Notwithstanding the provisions in the regulations relating to the availability of directed independent learning, the University may be permitted, on a special recommendation approved by the candidate’s Executive Dean or nominee, to place a bar on photocopying and/or access to a candidate's work for a period of up to five years. It shall be the responsibility of the candidate's supervisor to make an application to the Executive Dean or nominee as soon as is reasonably practicable. This bar would also apply to members of the University.
The summary and title shall be freely available.
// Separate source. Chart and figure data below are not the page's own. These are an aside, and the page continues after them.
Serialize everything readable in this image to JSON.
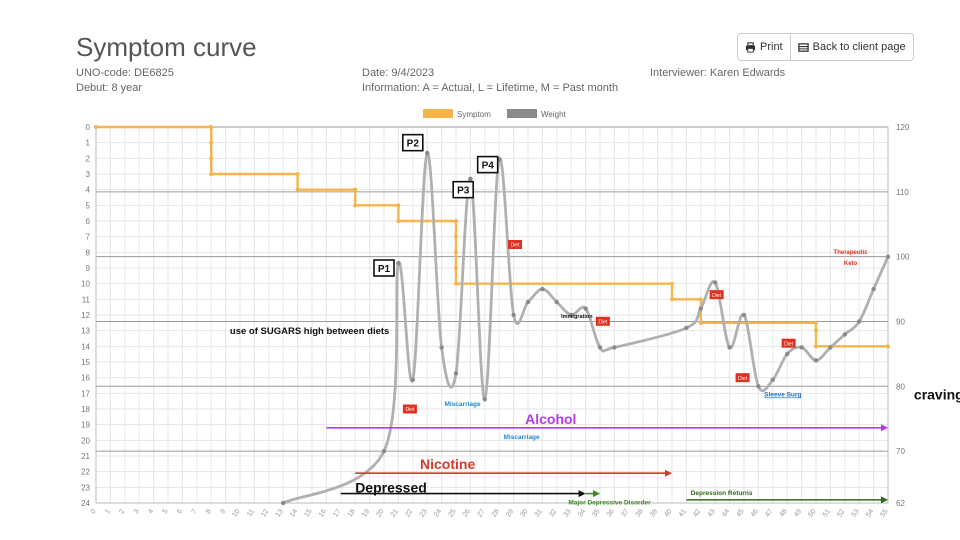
{
  "header": {
    "title": "Symptom curve",
    "uno_code": "UNO-code: DE6825",
    "debut": "Debut: 8 year",
    "date": "Date: 9/4/2023",
    "information": "Information: A = Actual, L = Lifetime, M = Past month",
    "interviewer": "Interviewer: Karen Edwards"
  },
  "toolbar": {
    "print_label": "Print",
    "back_label": "Back to client page",
    "print_icon": "printer-icon",
    "back_icon": "table-icon"
  },
  "chart_data": {
    "type": "line",
    "x": [
      0,
      1,
      2,
      3,
      4,
      5,
      6,
      7,
      8,
      9,
      10,
      11,
      12,
      13,
      14,
      15,
      16,
      17,
      18,
      19,
      20,
      21,
      22,
      23,
      24,
      25,
      26,
      27,
      28,
      29,
      30,
      31,
      32,
      33,
      34,
      35,
      36,
      37,
      38,
      39,
      40,
      41,
      42,
      43,
      44,
      45,
      46,
      47,
      48,
      49,
      50,
      51,
      52,
      53,
      54,
      55
    ],
    "xlim": [
      0,
      55
    ],
    "y_left_ticks": [
      0,
      1,
      2,
      3,
      4,
      5,
      6,
      7,
      8,
      9,
      10,
      11,
      12,
      13,
      14,
      15,
      16,
      17,
      18,
      19,
      20,
      21,
      22,
      23,
      24
    ],
    "ylim_left": [
      0,
      24
    ],
    "y_right_ticks": [
      120,
      110,
      100,
      90,
      80,
      70,
      62
    ],
    "ylim_right": [
      62,
      120
    ],
    "colors": {
      "symptom": "#f7b44a",
      "weight": "#8a8a8a",
      "alcohol": "#b43ce0",
      "nicotine": "#d63a2a",
      "depressed": "#111111",
      "green": "#3e8a2a",
      "tag": "#e0301e",
      "blue": "#1a8ad4"
    },
    "legend": [
      {
        "name": "Symptom",
        "color": "#f7b44a"
      },
      {
        "name": "Weight",
        "color": "#8a8a8a"
      }
    ],
    "series": [
      {
        "name": "Symptom",
        "axis": "left",
        "step": true,
        "points": [
          [
            0,
            0
          ],
          [
            8,
            0
          ],
          [
            8,
            1
          ],
          [
            8,
            2
          ],
          [
            8,
            3
          ],
          [
            14,
            3
          ],
          [
            14,
            4
          ],
          [
            18,
            4
          ],
          [
            18,
            5
          ],
          [
            21,
            5
          ],
          [
            21,
            6
          ],
          [
            25,
            6
          ],
          [
            25,
            7
          ],
          [
            25,
            8
          ],
          [
            25,
            9
          ],
          [
            25,
            10
          ],
          [
            40,
            10
          ],
          [
            40,
            11
          ],
          [
            42,
            11
          ],
          [
            42,
            12.5
          ],
          [
            50,
            12.5
          ],
          [
            50,
            13
          ],
          [
            50,
            14
          ],
          [
            55,
            14
          ]
        ]
      },
      {
        "name": "Weight",
        "axis": "right",
        "points": [
          [
            13,
            62
          ],
          [
            20,
            70
          ],
          [
            21,
            99
          ],
          [
            22,
            81
          ],
          [
            23,
            116
          ],
          [
            24,
            86
          ],
          [
            25,
            82
          ],
          [
            26,
            112
          ],
          [
            27,
            78
          ],
          [
            28,
            115
          ],
          [
            29,
            91
          ],
          [
            30,
            93
          ],
          [
            31,
            95
          ],
          [
            32,
            93
          ],
          [
            33,
            91
          ],
          [
            34,
            92
          ],
          [
            35,
            86
          ],
          [
            36,
            86
          ],
          [
            41,
            89
          ],
          [
            42,
            92
          ],
          [
            43,
            96
          ],
          [
            44,
            86
          ],
          [
            45,
            91
          ],
          [
            46,
            80
          ],
          [
            47,
            81
          ],
          [
            48,
            85
          ],
          [
            49,
            86
          ],
          [
            50,
            84
          ],
          [
            51,
            86
          ],
          [
            52,
            88
          ],
          [
            53,
            90
          ],
          [
            54,
            95
          ],
          [
            55,
            100
          ]
        ]
      }
    ],
    "timelines": [
      {
        "label": "Alcohol",
        "start": 16,
        "end": 55,
        "row": 19.2,
        "color": "#b43ce0"
      },
      {
        "label": "Nicotine",
        "start": 18,
        "end": 40,
        "row": 22.1,
        "color": "#d63a2a"
      },
      {
        "label": "Depressed",
        "start": 17,
        "end": 34,
        "row": 23.4,
        "color": "#111111"
      },
      {
        "label": "Major Depressive Disorder",
        "start": 34,
        "end": 35,
        "row": 23.4,
        "color": "#3e8a2a"
      },
      {
        "label": "Depression Returns",
        "start": 41,
        "end": 55,
        "row": 23.8,
        "color": "#2a6a1a"
      }
    ],
    "peak_labels": [
      {
        "label": "P1",
        "x": 20,
        "y": 9
      },
      {
        "label": "P2",
        "x": 22,
        "y": 1
      },
      {
        "label": "P3",
        "x": 25.5,
        "y": 4
      },
      {
        "label": "P4",
        "x": 27.2,
        "y": 2.4
      }
    ],
    "event_tags": [
      {
        "label": "Diet",
        "x": 21.8,
        "y": 18
      },
      {
        "label": "Diet",
        "x": 29.1,
        "y": 7.5
      },
      {
        "label": "Diet",
        "x": 35.2,
        "y": 12.4
      },
      {
        "label": "Diet",
        "x": 43.1,
        "y": 10.7
      },
      {
        "label": "Diet",
        "x": 44.9,
        "y": 16
      },
      {
        "label": "Diet",
        "x": 48.1,
        "y": 13.8
      }
    ],
    "annotations": [
      {
        "text": "use of SUGARS high between diets",
        "x": 9.3,
        "y": 13.2,
        "style": "dark"
      },
      {
        "text": "Miscarriage",
        "x": 24.2,
        "y": 17.8,
        "style": "blue"
      },
      {
        "text": "Miscarriage",
        "x": 28.3,
        "y": 19.9,
        "style": "blue"
      },
      {
        "text": "Immigration",
        "x": 32.3,
        "y": 12.2,
        "style": "small"
      },
      {
        "text": "Sleeve Surg",
        "x": 46.4,
        "y": 17.2,
        "style": "link"
      },
      {
        "text": "Therapeutic",
        "x": 52.4,
        "y": 8.1,
        "style": "red"
      },
      {
        "text": "Keto",
        "x": 52.4,
        "y": 8.8,
        "style": "red"
      },
      {
        "text": "cravings!!",
        "x": 56.8,
        "y": 17.4,
        "style": "big"
      }
    ]
  }
}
Any recommendation for a bar on access must be made to the Executive Dean or nominee after consideration of an application by a candidate's supervisor. It shall be the responsibility of the supervisor to make the application as soon as is reasonably practicable. The recommendation must include a statement of the grounds on which the request is being made. Typically accepted grounds would be the commercial sensitivity of the research, which may have been partially sponsored by a commercial or industrial organisation.
When a bar on access has been granted, the candidate’s Supervisor will be notified. In the case of work which is deemed to be of relevance to Wales, the Faculty/School shall inform the librarian of the National Library of Wales that the work is to be withheld from access for a specified period.
Although the bar shall be regarded as operative as soon as the work is submitted, the period approved shall be calculated from the date on which the candidate is formally notified by the University that they have qualified for a degree.
On submission, a candidate shall be required to incorporate a signed statement within the work to indicate either:
- that the work, if successful, may be made available for inter-library loan or photocopying (subject to the law of copyright), and that the title and summary may be made available to outside organisations; or
- that the work, if successful, may be made so available after expiry of a bar.
Details on the constitution, roles and responsibilities of Examining Boards are contained in the Assessment Regulations for Postgraduate Taught Awards.
One copy should be stored by the Faculty/School for not less than two years. Where a student has submitted two soft bound copies the other copy should be made available for collection by the candidate, unless the content is deemed to be relevant to Wales, in which case the copy should be deposited in the University Library.